Today, President Joe Biden joins Intel, Ohio Gov. Mike DeWine and other federal, state and local officials to celebrate breaking ground in the Silicon Heartland on two of the world’s most advanced chipmaking facilities. As part of Intel’s commitment to develop a skilled talent pipeline for its two new leading-edge chip fabs, Intel also announced the first phase of funding for its Ohio Semiconductor Education and Research Program. During this first phase, Intel is providing $17.7 million for eight proposals from leading institutions and collaborators in Ohio to develop semiconductor-focused education and workforce programs.

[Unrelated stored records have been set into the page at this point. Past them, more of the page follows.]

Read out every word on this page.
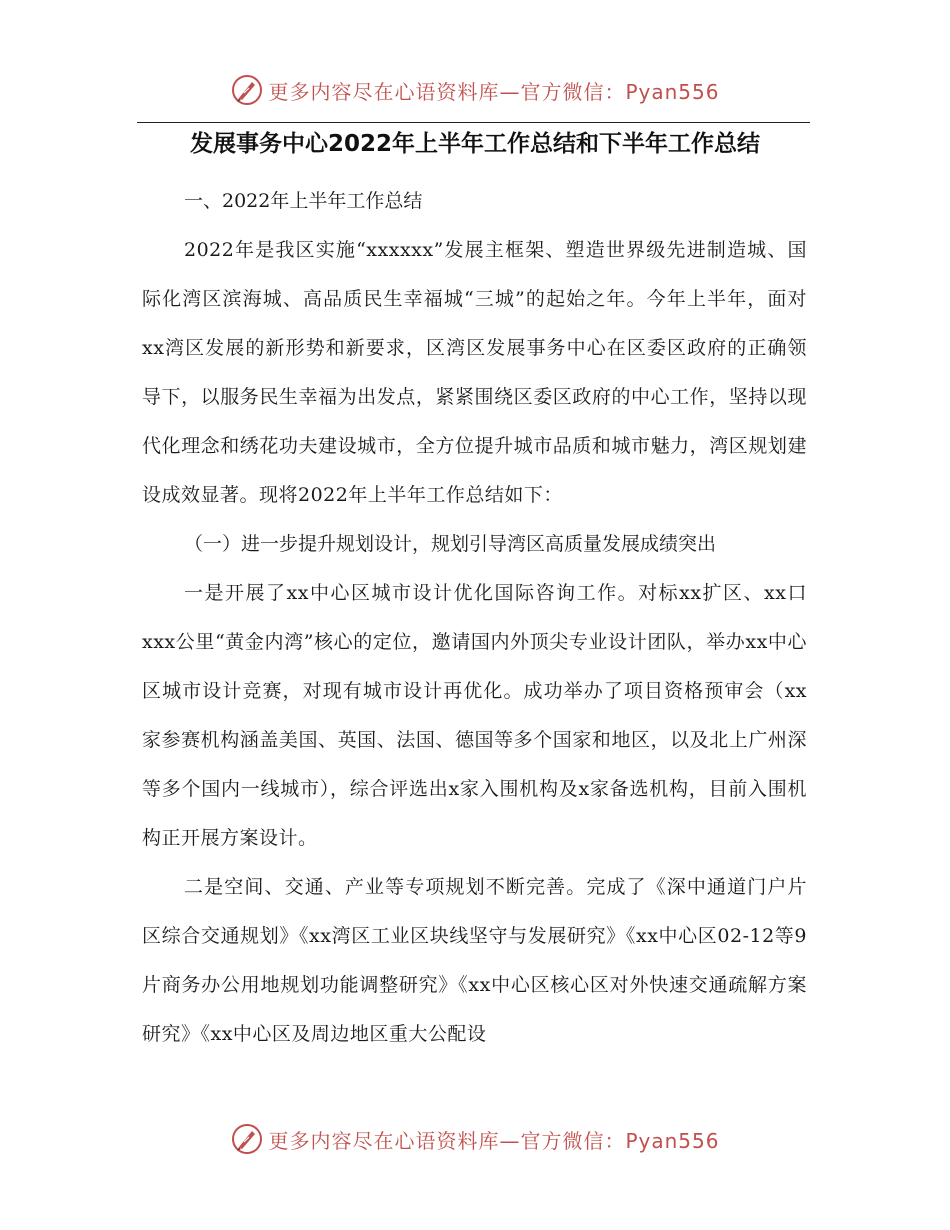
更多内容尽在心语资料库—官方微信：Pyan556
发展事务中心2022年上半年工作总结和下半年工作总结

一、2022年上半年工作总结

2022年是我区实施“xxxxxx”发展主框架、塑造世界级先进制造城、国际化湾区滨海城、高品质民生幸福城“三城”的起始之年。今年上半年，面对xx湾区发展的新形势和新要求，区湾区发展事务中心在区委区政府的正确领导下，以服务民生幸福为出发点，紧紧围绕区委区政府的中心工作，坚持以现代化理念和绣花功夫建设城市，全方位提升城市品质和城市魅力，湾区规划建设成效显著。现将2022年上半年工作总结如下：

（一）进一步提升规划设计，规划引导湾区高质量发展成绩突出

一是开展了xx中心区城市设计优化国际咨询工作。对标xx扩区、xx口xxx公里“黄金内湾”核心的定位，邀请国内外顶尖专业设计团队，举办xx中心区城市设计竞赛，对现有城市设计再优化。成功举办了项目资格预审会（xx家参赛机构涵盖美国、英国、法国、德国等多个国家和地区，以及北上广州深等多个国内一线城市），综合评选出x家入围机构及x家备选机构，目前入围机构正开展方案设计。

二是空间、交通、产业等专项规划不断完善。完成了《深中通道门户片区综合交通规划》《xx湾区工业区块线坚守与发展研究》《xx中心区02-12等9片商务办公用地规划功能调整研究》《xx中心区核心区对外快速交通疏解方案研究》《xx中心区及周边地区重大公配设

更多内容尽在心语资料库—官方微信：Pyan556
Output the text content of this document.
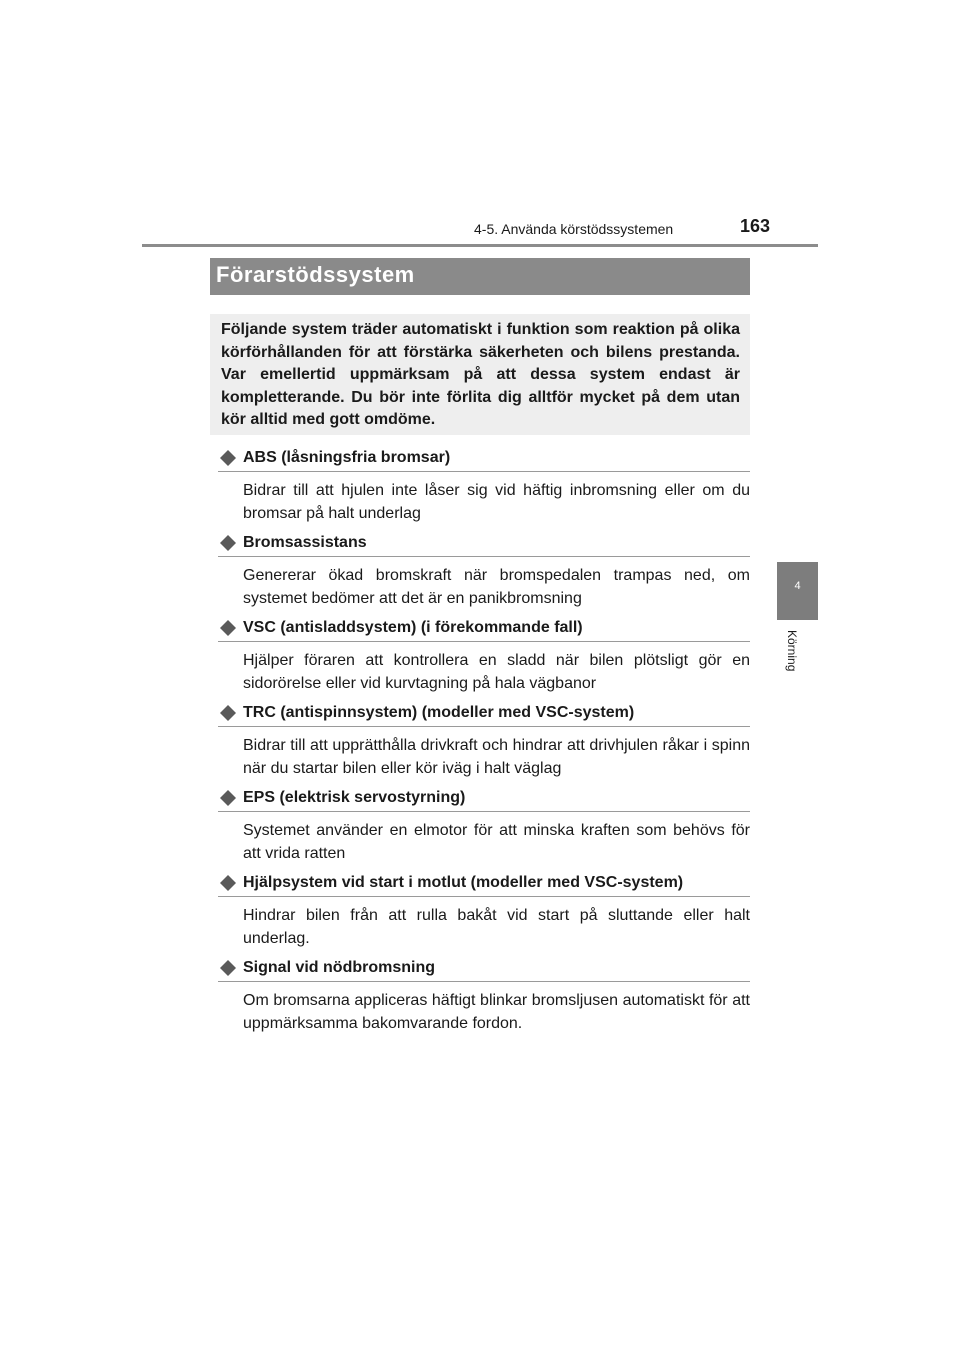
4-5. Använda körstödssystemen	163
Förarstödssystem
Följande system träder automatiskt i funktion som reaktion på olika körförhållanden för att förstärka säkerheten och bilens prestanda. Var emellertid uppmärksam på att dessa system endast är kompletterande. Du bör inte förlita dig alltför mycket på dem utan kör alltid med gott omdöme.
4
Körning
ABS (låsningsfria bromsar)
Bidrar till att hjulen inte låser sig vid häftig inbromsning eller om du bromsar på halt underlag
Bromsassistans
Genererar ökad bromskraft när bromspedalen trampas ned, om systemet bedömer att det är en panikbromsning
VSC (antisladdsystem) (i förekommande fall)
Hjälper föraren att kontrollera en sladd när bilen plötsligt gör en sidorörelse eller vid kurvtagning på hala vägbanor
TRC (antispinnsystem) (modeller med VSC-system)
Bidrar till att upprätthålla drivkraft och hindrar att drivhjulen råkar i spinn när du startar bilen eller kör iväg i halt väglag
EPS (elektrisk servostyrning)
Systemet använder en elmotor för att minska kraften som behövs för att vrida ratten
Hjälpsystem vid start i motlut (modeller med VSC-system)
Hindrar bilen från att rulla bakåt vid start på sluttande eller halt underlag.
Signal vid nödbromsning
Om bromsarna appliceras häftigt blinkar bromsljusen automatiskt för att uppmärksamma bakomvarande fordon.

“Today marks a pivotal moment in the journey to build a more geographically balanced and resilient semiconductor supply chain. The establishment of the Silicon Heartland is testament to the power of government incentives to unlock private investment, create thousands of high-paying jobs, and benefit U.S. economic and national security. We would not be here today without the support of leaders in the administration, Congress and the state of Ohio, who share a vision to help restore the United States to its rightful place as a leader in advanced chipmaking.” —Pat Gelsinger, Intel CEO
Why It’s Important: Semiconductors are the brains behind the technology that powers our digital age. These chips are critical to the foundations of the U.S. economy, national security and technology leadership. Investing to revitalize the U.S. chipmaking ecosystem will bring a broad range of economic benefits, while helping to restore balance, dependability and resilience to the global semiconductor supply chain.
In Ohio, Intel’s more than $20 billion planned investment in a new semiconductor manufacturing site to produce leading-edge chips is expected to generate 7,000 construction jobs and 3,000 long-term positions in manufacturing and engineering. In addition to providing capacity for Intel’s next-generation products, the company expects these new factories to support growing demand for the company’s new foundry business, Intel Foundry Services (IFS).

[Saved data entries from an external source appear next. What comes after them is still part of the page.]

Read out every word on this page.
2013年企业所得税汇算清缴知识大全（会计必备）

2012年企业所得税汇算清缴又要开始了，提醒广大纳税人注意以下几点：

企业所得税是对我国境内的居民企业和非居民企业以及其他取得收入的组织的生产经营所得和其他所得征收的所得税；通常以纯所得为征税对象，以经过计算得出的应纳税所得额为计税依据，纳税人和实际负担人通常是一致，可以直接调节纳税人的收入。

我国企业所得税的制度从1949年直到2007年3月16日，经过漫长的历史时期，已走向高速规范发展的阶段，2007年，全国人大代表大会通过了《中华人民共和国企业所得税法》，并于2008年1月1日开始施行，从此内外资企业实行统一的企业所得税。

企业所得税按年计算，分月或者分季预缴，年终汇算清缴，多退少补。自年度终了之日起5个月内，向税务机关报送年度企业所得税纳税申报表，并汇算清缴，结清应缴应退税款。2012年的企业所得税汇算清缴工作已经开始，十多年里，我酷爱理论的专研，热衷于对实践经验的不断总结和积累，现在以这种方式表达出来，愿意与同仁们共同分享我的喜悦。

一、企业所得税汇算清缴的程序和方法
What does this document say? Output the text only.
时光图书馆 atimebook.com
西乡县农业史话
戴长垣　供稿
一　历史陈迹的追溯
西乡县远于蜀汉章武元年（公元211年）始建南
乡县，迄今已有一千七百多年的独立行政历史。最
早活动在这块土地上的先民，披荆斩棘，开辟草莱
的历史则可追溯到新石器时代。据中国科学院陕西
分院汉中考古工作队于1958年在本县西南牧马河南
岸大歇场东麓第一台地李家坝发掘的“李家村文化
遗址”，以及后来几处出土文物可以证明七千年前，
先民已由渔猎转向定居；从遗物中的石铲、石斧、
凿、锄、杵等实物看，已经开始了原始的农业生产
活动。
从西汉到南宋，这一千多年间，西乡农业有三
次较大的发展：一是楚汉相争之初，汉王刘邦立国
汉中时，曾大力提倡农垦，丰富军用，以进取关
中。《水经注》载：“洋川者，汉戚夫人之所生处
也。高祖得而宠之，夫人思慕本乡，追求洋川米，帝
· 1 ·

How Intel Supports U.S. Research and Development (R&D) and Manufacturing: Intel’s investment in Ohio builds on the company’s announcement in Arizona to build two new fabs and its expansion in New Mexico to add advanced packaging capabilities. When combined with Intel’s silicon R&D capabilities, this new site in Licking County, Ohio, will expand the company’s U.S. “lab-to-fab” pipeline.
Intel also recently celebrated the grand opening of the latest expansion of its leading-edge developmental factory in Oregon, where engineers advance Moore’s Law by creating new transistor architectures, wafer processes and packaging technologies that underpin the company’s product roadmap. That investment represents the next phase of Intel’s commitment to driving U.S. leadership in semiconductor research and development.
About Intel’s Commitment to Education: Intel’s Ohio Semiconductor Education and Research Program will fund collaborative proposals led by the University of Cincinnati, Central State University, Columbus State Community College, Kent State University, Lorain County Community College, Ohio University and two from The Ohio State University. Altogether, these eight proposals involve more than 80 institutions of higher education across Ohio. The eight leading institutions will receive $17.7 million in funding over three years as part of Intel’s $50 million commitment to Ohio higher education institutions over the next decade.
This collaborative program will enable higher education institutions to address semiconductor manufacturing workforce shortages and technical challenges, and to innovate and develop new capabilities with an emphasis on chipmaking. Intel expects this first iteration of the program to produce nearly 9,000 graduates for the industry and provide more than 2,300 scholarships over a three-year period, fostering a diverse homegrown talent pipeline.
More Context: Intel is committed to expanding digital readiness to reach 30 million people in 30,000 institutions in 30 countries. This education and workforce program is one more step forward in Intel’s 2030 Goals and the company’s dedication to using tech as a force for good, underscoring its aim to make technology fully inclusive and to expand digital readiness worldwide.
This week, the U.S. National Science Foundation and Intel launched the first phase of the $100 million national collaboration over the next 10 years to conduct research and to expand and diversify the workforce.
In March, Intel launched the semiconductor manufacturing Quick Start program at Mesa Community College in Arizona. Quick Start is an accelerated two-week program that prepares students for rewarding careers as semiconductor technicians with hands-on learning from experienced Intel employees as instructors.
This year, Intel expanded its AI for Workforce program in which Intel collaborates with community colleges to address workforce readiness skills through instruction in artificial intelligence. Currently there are 70 schools in 32 states participating in the AI Incubator Network, and in July, Intel and others awarded $600,000 to 15 community colleges to build their AI labs.